Yeni yönetim sistemiyle umarız:
Devletin bilmediği, bilip de gereğini yapmadığı,bilip de hakkından gelemediği ikinci bir süreç yaşamayız.
***
Diyarbakır'da kaybolduktan 19 gün sonra cesedi bulunan Narin Güran cinayeti soruşturması, üzerinden bir buçuk ay geçmesine rağmen hala devam ediyor.
***
Cinayet hala aydınlatılmış değil.
Olay sanki Demirel'in dediği yere doğru gidiyor sanki...
Yani...
Devlet bu cinayeti kimin işlediğini bilmiyorsa ayıp.
Bu cinayeti kimin ya da kimlerin yaptığını biliyor ve gereğini yapmıyorsa ikinci ayıp.
Kimin yaptığını biliyor ama hakkından gelemiyorsa üçüncü ayıp noktasına...
CHP'DE İLK YAPILACAK İŞ SON YAPILMAYA DEVAM EDİYOR!
Meclisin açılışı öncesinde milletvekillerine bir mesaj gidiyor.
Mesajda “Cumhurbaşkanı salona girdiğinde ayağa kalkılacak” bilgilendirmesi var.
Cumhurbaşkanı meclis salonuna girdiğinde CHP milletvekillerinin bir kısmı ayağa kalkıyor.
Bir kısmı ayağa kalkmazken bir kısmı da salona girmiyor.
***
Yaşanan bu olay CHP içinde tartışmalara neden oldu.

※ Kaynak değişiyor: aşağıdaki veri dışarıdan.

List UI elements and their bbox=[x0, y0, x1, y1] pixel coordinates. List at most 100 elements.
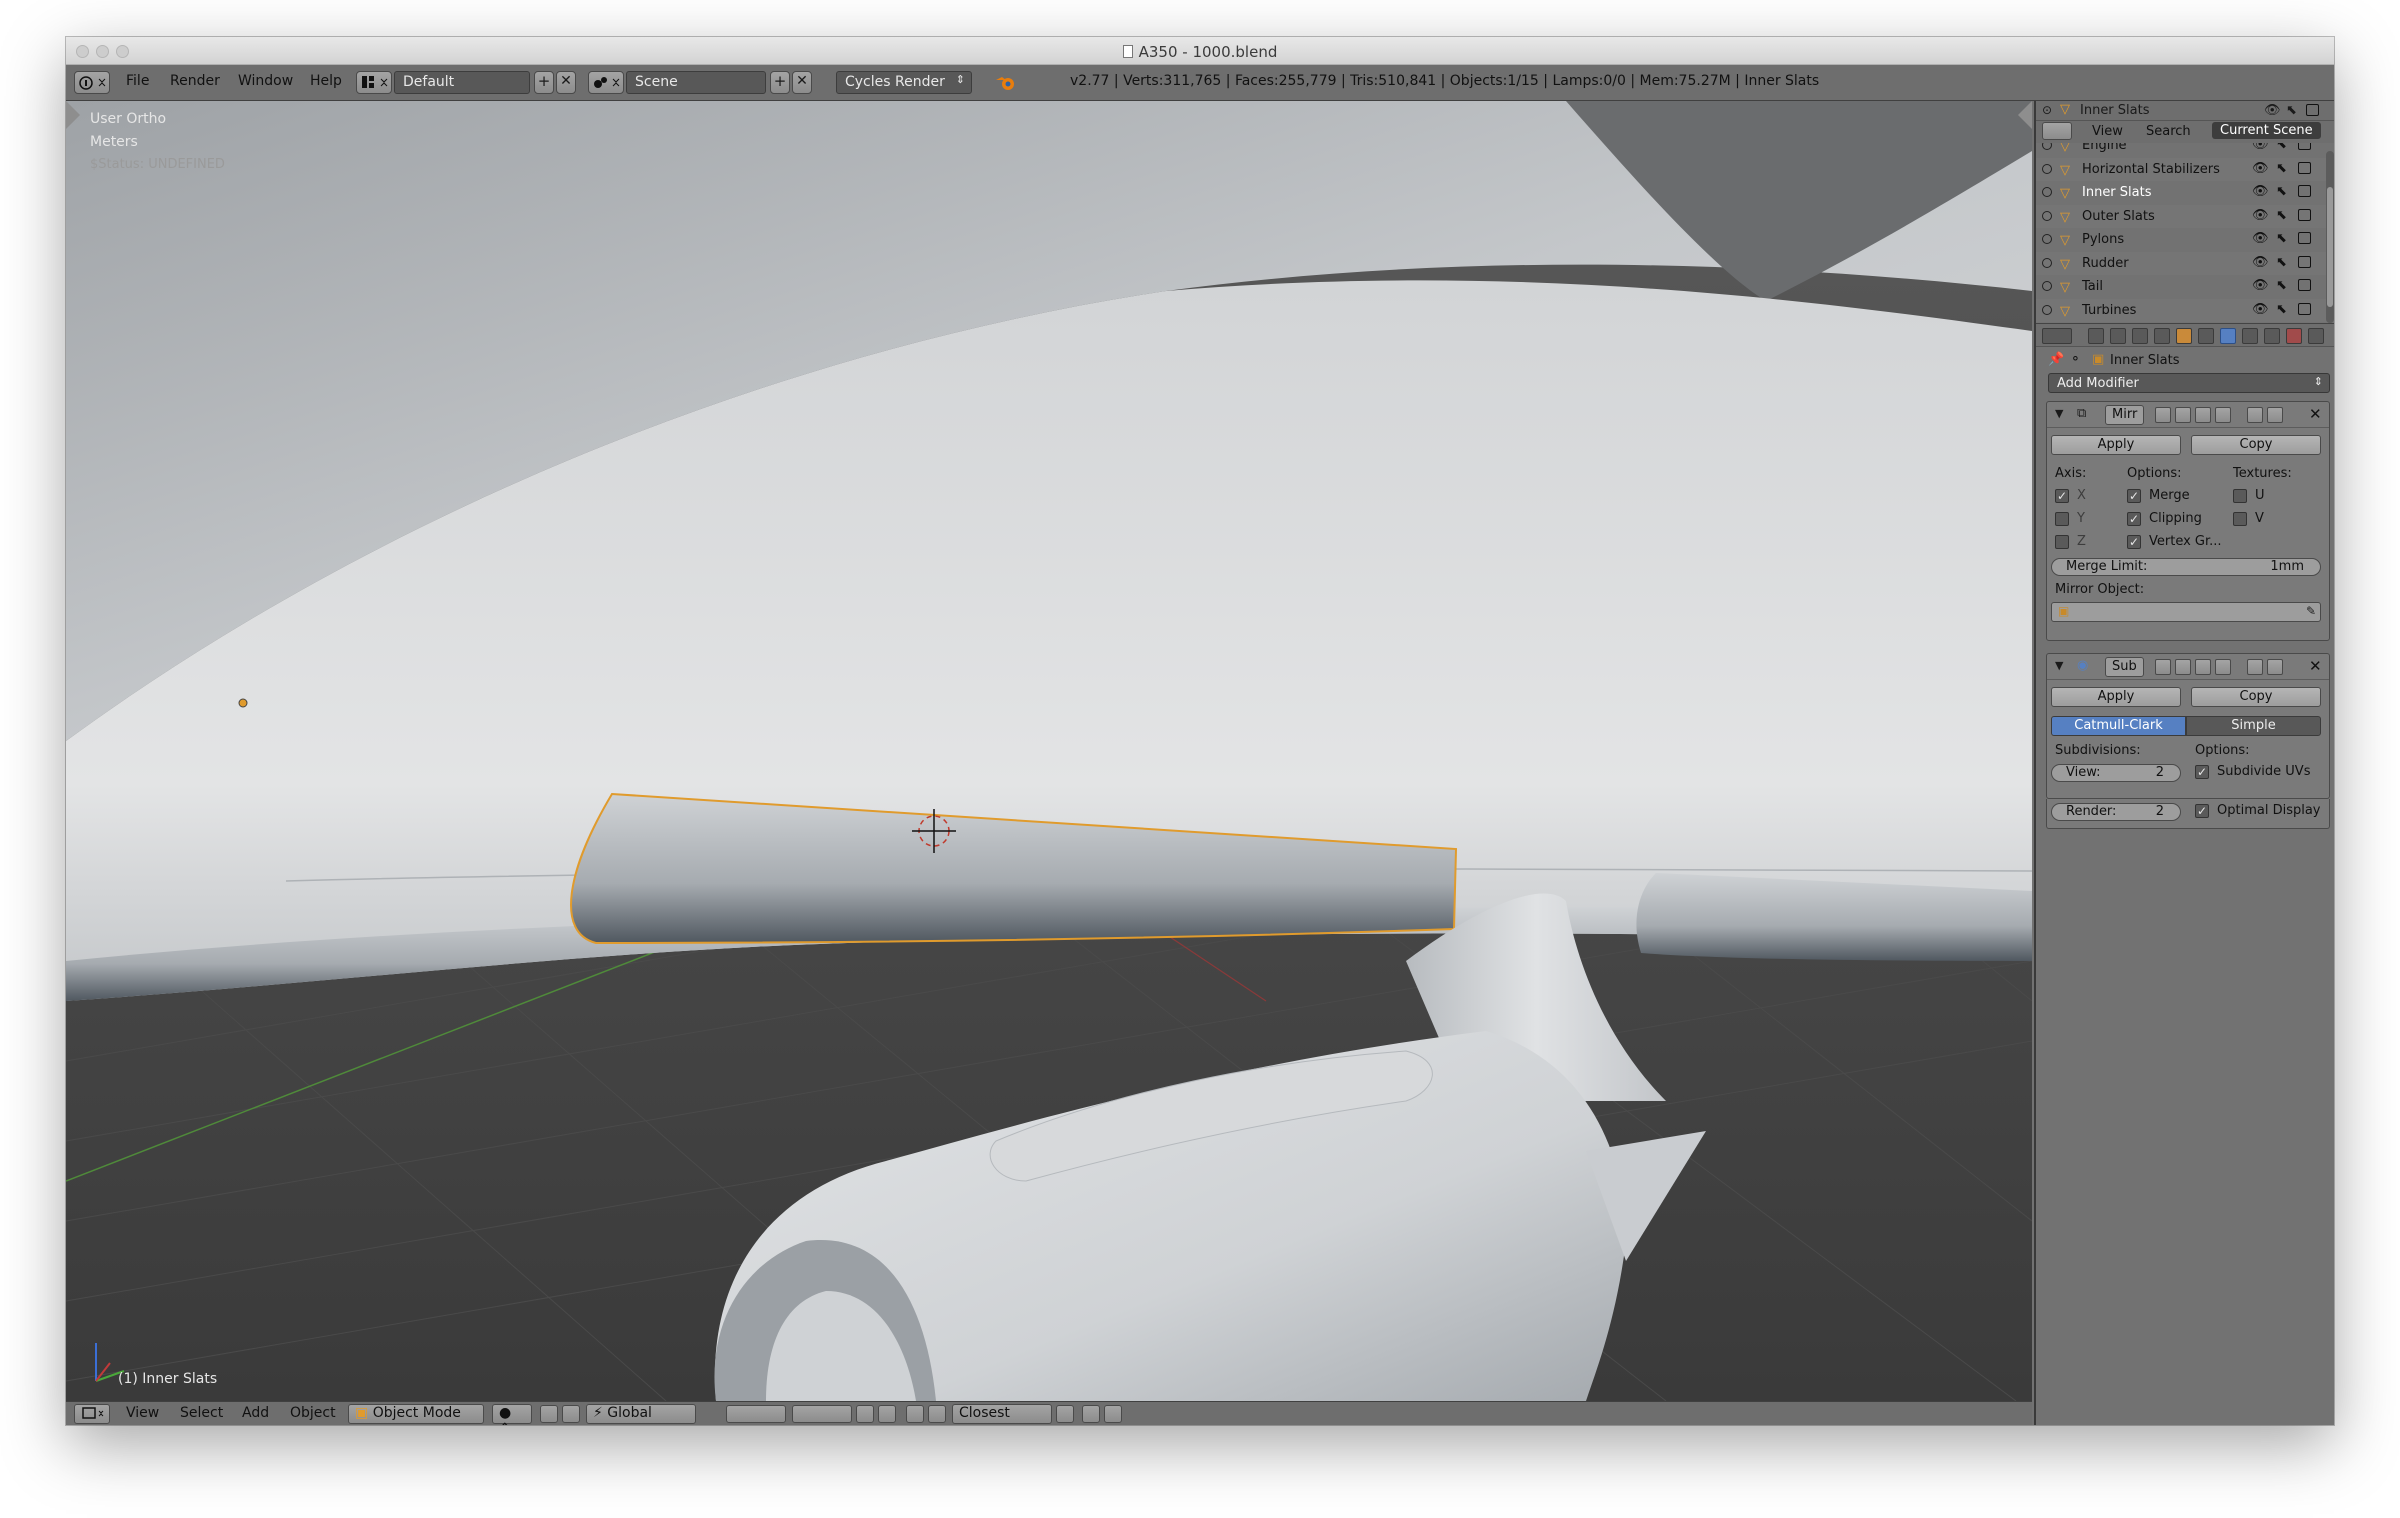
visibility-eye-icon[interactable]: 👁 bbox=[2252, 231, 2269, 246]
catmull-clark-toggle[interactable]: Catmull-Clark bbox=[2051, 716, 2186, 736]
menu-view[interactable]: View bbox=[126, 1405, 159, 1421]
menu-add[interactable]: Add bbox=[242, 1405, 269, 1421]
expand-icon[interactable] bbox=[2042, 210, 2052, 221]
render-camera-icon[interactable] bbox=[2298, 185, 2311, 197]
subsurf-apply-button[interactable]: Apply bbox=[2051, 687, 2181, 707]
mirror-apply-button[interactable]: Apply bbox=[2051, 435, 2181, 455]
select-cursor-icon[interactable]: ⬉ bbox=[2276, 278, 2287, 293]
render-camera-icon[interactable] bbox=[2298, 208, 2311, 221]
move-down-button[interactable] bbox=[2267, 659, 2283, 675]
outliner-editor-type-button[interactable] bbox=[2042, 122, 2072, 140]
remove-scene-button[interactable]: ✕ bbox=[792, 71, 812, 94]
outliner-item-name[interactable]: Rudder bbox=[2082, 256, 2129, 271]
data-tab-icon[interactable] bbox=[2242, 328, 2258, 344]
render-levels-field[interactable]: Render: 2 bbox=[2051, 803, 2181, 821]
material-tab-icon[interactable] bbox=[2264, 328, 2280, 344]
select-cursor-icon[interactable]: ⬉ bbox=[2276, 231, 2287, 246]
expand-icon[interactable]: ⊙ bbox=[2042, 103, 2052, 117]
outliner-item-name[interactable]: Turbines bbox=[2082, 303, 2136, 318]
render-tab-icon[interactable] bbox=[2088, 328, 2104, 344]
layers-group-1[interactable] bbox=[726, 1405, 786, 1423]
axis-y-checkbox[interactable] bbox=[2055, 512, 2069, 526]
3d-viewport[interactable]: User Ortho Meters $Status: UNDEFINED (1)… bbox=[66, 101, 2032, 1401]
render-camera-icon[interactable] bbox=[2298, 161, 2311, 174]
expand-icon[interactable] bbox=[2042, 143, 2052, 150]
pivot-point-button[interactable] bbox=[540, 1405, 558, 1423]
render-camera-icon[interactable] bbox=[2298, 302, 2311, 315]
outliner-item-name[interactable]: Pylons bbox=[2082, 232, 2124, 247]
visibility-eye-icon[interactable]: 👁 bbox=[2252, 278, 2269, 293]
select-cursor-icon[interactable]: ⬉ bbox=[2276, 143, 2287, 152]
visibility-eye-icon[interactable]: 👁 bbox=[2252, 302, 2269, 317]
texture-v-checkbox[interactable] bbox=[2233, 512, 2247, 526]
menu-help[interactable]: Help bbox=[310, 73, 342, 89]
pin-icon[interactable]: 📌 bbox=[2048, 352, 2064, 367]
menu-file[interactable]: File bbox=[126, 73, 149, 89]
add-layout-button[interactable]: + bbox=[534, 71, 554, 94]
show-in-render-button[interactable] bbox=[2155, 407, 2171, 423]
clipping-checkbox[interactable]: ✓ bbox=[2127, 512, 2141, 526]
simple-toggle[interactable]: Simple bbox=[2186, 716, 2321, 736]
object-tab-icon[interactable] bbox=[2176, 328, 2192, 344]
move-up-button[interactable] bbox=[2247, 659, 2263, 675]
show-in-editmode-button[interactable] bbox=[2195, 659, 2211, 675]
subsurf-modifier-name[interactable]: Sub bbox=[2105, 657, 2144, 677]
select-cursor-icon[interactable]: ⬉ bbox=[2276, 161, 2287, 176]
outliner-scroll-thumb[interactable] bbox=[2327, 187, 2333, 307]
orientation-select[interactable]: ⚡ Global bbox=[586, 1404, 696, 1424]
outliner-row[interactable]: ▽ Rudder 👁 ⬉ bbox=[2036, 251, 2326, 275]
view-editor-type-button[interactable] bbox=[74, 1404, 110, 1424]
outliner-item-name[interactable]: Tail bbox=[2082, 279, 2103, 294]
texture-tab-icon[interactable] bbox=[2286, 328, 2302, 344]
show-in-render-button[interactable] bbox=[2155, 659, 2171, 675]
show-in-viewport-button[interactable] bbox=[2175, 407, 2191, 423]
scene-selector-button[interactable] bbox=[588, 71, 624, 94]
menu-object[interactable]: Object bbox=[290, 1405, 336, 1421]
manipulator-button[interactable] bbox=[562, 1405, 580, 1423]
remove-modifier-icon[interactable]: ✕ bbox=[2309, 657, 2322, 675]
expand-icon[interactable] bbox=[2042, 257, 2052, 268]
render-camera-icon[interactable] bbox=[2298, 143, 2311, 150]
expand-icon[interactable] bbox=[2042, 281, 2052, 291]
show-in-editmode-button[interactable] bbox=[2195, 407, 2211, 423]
outliner-row[interactable]: ▽ Horizontal Stabilizers 👁 ⬉ bbox=[2036, 157, 2326, 181]
merge-limit-field[interactable]: Merge Limit: 1mm bbox=[2051, 558, 2321, 576]
snap-toggle-button[interactable] bbox=[906, 1405, 924, 1423]
outliner-item-name[interactable]: Inner Slats bbox=[2082, 185, 2152, 200]
expand-icon[interactable] bbox=[2042, 187, 2052, 197]
outliner-row[interactable]: ▽ Engine 👁 ⬉ bbox=[2036, 143, 2326, 157]
visibility-eye-icon[interactable]: 👁 bbox=[2252, 255, 2269, 270]
snap-element-button[interactable] bbox=[928, 1405, 946, 1423]
modifiers-tab-icon[interactable] bbox=[2220, 328, 2236, 344]
expand-icon[interactable] bbox=[2042, 304, 2052, 315]
collapse-chevron-icon[interactable]: ▼ bbox=[2055, 659, 2063, 672]
scene-field[interactable]: Scene bbox=[626, 71, 766, 94]
collapse-chevron-icon[interactable]: ▼ bbox=[2055, 407, 2063, 420]
subsurf-copy-button[interactable]: Copy bbox=[2191, 687, 2321, 707]
move-up-button[interactable] bbox=[2247, 407, 2263, 423]
outliner-item-name[interactable]: Outer Slats bbox=[2082, 209, 2155, 224]
visibility-eye-icon[interactable]: 👁 bbox=[2252, 208, 2269, 223]
properties-editor-type-button[interactable] bbox=[2042, 328, 2072, 344]
vertex-groups-checkbox[interactable]: ✓ bbox=[2127, 535, 2141, 549]
editor-type-button[interactable] bbox=[74, 71, 110, 94]
layout-field[interactable]: Default bbox=[394, 71, 530, 94]
world-tab-icon[interactable] bbox=[2154, 328, 2170, 344]
tab-search[interactable]: Search bbox=[2146, 124, 2191, 139]
show-on-cage-button[interactable] bbox=[2215, 659, 2231, 675]
axis-x-checkbox[interactable]: ✓ bbox=[2055, 489, 2069, 503]
snap-target-select[interactable]: Closest bbox=[952, 1404, 1052, 1424]
outliner-row[interactable]: ▽ Pylons 👁 ⬉ bbox=[2036, 228, 2326, 251]
render-preview-button[interactable] bbox=[1082, 1405, 1100, 1423]
tab-current-scene[interactable]: Current Scene bbox=[2212, 122, 2321, 139]
view-levels-field[interactable]: View: 2 bbox=[2051, 764, 2181, 782]
outliner-list[interactable]: ▽ Engine 👁 ⬉ ▽ Horizontal Stabilizers 👁 ⬉ ▽ Inner… bbox=[2036, 143, 2326, 323]
outliner-item-name[interactable]: Horizontal Stabilizers bbox=[2082, 162, 2220, 177]
remove-modifier-icon[interactable]: ✕ bbox=[2309, 405, 2322, 423]
menu-select[interactable]: Select bbox=[180, 1405, 223, 1421]
show-in-viewport-button[interactable] bbox=[2175, 659, 2191, 675]
outliner-row[interactable]: ▽ Tail 👁 ⬉ bbox=[2036, 275, 2326, 298]
add-scene-button[interactable]: + bbox=[770, 71, 790, 94]
select-cursor-icon[interactable]: ⬉ bbox=[2276, 255, 2287, 270]
mirror-object-field[interactable]: ▣ ✎ bbox=[2051, 602, 2321, 622]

Tartışmaların devam etmesi üzerine CHP Genel Başkanı Özgür Özel, ayağa kalkma kararının doğru olduğunu savunmuş önce.
***
Ardından da...
Bu kararın doğru olup olmadığıyla ilgili bir anket yaptırdığını, toplumun bu karar ile ilgili düşüncesinin bu anketle ortaya çıkacağını söylemiş.
***
Ne diyelim?
Keşke anketi önceden yaptırıp, sonucuna göre ayağa kalkma ya da kalkmama ile ilgili kararı öyle verseydi!
CHP'de ilk yapılacak işin son yapılması geleneği tüm hızıyla devam ediyor!